Coda File System

Re: Coda Built-In vs. Kerberos Authentication

From: Greg Troxel <>
Date: Wed, 21 Mar 2007 08:45:38 -0400
  So at the lowest level we should be using the best possible keys. The
  64-bit key that Rune mentioned are the ones that are passed in Coda
  tokens. The RPC2-API defined an encryption key as a fixed 8-byte
  character array (RPC2_EncryptionKey), and when strong encryption was
  added we kept this around to avoid breaking the API.

64-bit keys are simply too short, and I think it's worth breaking the
API.  Having to rebuild rpc2 and coda at the same time is really not a
big deal.  Or, one could add new functions that take larger keys, and
have the current ones just make a larger key with the 64 bits given
and zero and call the new one.

But do you mean wire format for coda as well?

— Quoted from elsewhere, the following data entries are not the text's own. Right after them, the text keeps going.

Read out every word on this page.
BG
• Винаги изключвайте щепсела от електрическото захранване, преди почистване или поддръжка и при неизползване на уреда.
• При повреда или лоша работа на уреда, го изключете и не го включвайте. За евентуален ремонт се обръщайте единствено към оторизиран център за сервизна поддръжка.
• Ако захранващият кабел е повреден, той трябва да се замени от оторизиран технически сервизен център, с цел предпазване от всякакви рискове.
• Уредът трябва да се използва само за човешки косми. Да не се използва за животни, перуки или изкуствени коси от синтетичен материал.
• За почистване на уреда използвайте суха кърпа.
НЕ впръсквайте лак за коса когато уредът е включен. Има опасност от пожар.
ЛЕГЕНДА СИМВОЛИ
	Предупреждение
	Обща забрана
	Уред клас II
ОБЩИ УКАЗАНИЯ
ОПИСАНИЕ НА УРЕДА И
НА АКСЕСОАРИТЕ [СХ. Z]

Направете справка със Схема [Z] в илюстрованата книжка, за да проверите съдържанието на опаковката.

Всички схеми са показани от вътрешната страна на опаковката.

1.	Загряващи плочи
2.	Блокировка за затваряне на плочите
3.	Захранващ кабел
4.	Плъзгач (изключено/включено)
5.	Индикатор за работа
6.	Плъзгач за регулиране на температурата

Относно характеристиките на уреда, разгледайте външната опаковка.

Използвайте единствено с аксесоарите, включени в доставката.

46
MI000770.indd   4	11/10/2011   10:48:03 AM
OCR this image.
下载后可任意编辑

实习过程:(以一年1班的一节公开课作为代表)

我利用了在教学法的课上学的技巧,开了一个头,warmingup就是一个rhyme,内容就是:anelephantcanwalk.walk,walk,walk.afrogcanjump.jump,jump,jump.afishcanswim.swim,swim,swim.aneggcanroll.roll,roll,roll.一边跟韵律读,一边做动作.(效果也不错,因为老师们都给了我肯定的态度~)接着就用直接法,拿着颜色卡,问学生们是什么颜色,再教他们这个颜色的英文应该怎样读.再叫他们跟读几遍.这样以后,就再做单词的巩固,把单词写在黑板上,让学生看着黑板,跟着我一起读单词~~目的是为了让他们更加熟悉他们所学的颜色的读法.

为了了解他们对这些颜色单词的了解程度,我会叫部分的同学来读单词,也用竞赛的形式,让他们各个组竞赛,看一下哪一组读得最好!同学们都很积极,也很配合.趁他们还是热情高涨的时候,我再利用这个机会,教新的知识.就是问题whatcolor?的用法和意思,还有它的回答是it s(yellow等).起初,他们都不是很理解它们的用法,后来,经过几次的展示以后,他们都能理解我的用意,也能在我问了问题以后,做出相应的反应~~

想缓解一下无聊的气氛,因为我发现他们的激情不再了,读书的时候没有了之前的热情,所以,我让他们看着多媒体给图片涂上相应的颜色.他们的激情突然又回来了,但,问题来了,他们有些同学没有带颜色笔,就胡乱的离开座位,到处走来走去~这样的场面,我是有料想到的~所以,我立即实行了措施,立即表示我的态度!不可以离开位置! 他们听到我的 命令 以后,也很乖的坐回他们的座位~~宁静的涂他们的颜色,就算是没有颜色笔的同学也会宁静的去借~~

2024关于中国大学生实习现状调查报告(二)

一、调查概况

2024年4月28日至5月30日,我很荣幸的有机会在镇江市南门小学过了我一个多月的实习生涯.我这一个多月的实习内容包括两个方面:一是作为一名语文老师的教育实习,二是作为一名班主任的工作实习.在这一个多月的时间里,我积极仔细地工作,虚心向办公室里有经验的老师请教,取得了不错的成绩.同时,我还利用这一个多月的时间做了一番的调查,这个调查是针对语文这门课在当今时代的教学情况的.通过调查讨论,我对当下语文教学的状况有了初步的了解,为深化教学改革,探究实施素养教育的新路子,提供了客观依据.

  So to derive a usable key from the secret information we get from both
  Coda tokens and user passwords we passed this through a 'PBKDF'

But isn't the user's password used only to get a token, and then
there are simply bits in the session key in a token?

Are you saying that coda does the repeated hashes of the 64 bit value
to derive 128 bit keys, to increase the work factor of brute forcing
the token key?

(I agree that lower case passwords don't have enough entropy.)

  I don't use kerberos myself, and the pre-built debian packages don't
  have it enabled.

This is really too bad - coda having it's own authentication database
is suboptimal from a systems viewpoint.  One benefit is that we'd
be able to get stronger authentication for kerberos realms that use
hardware tokens etc. as part of ticket issuance.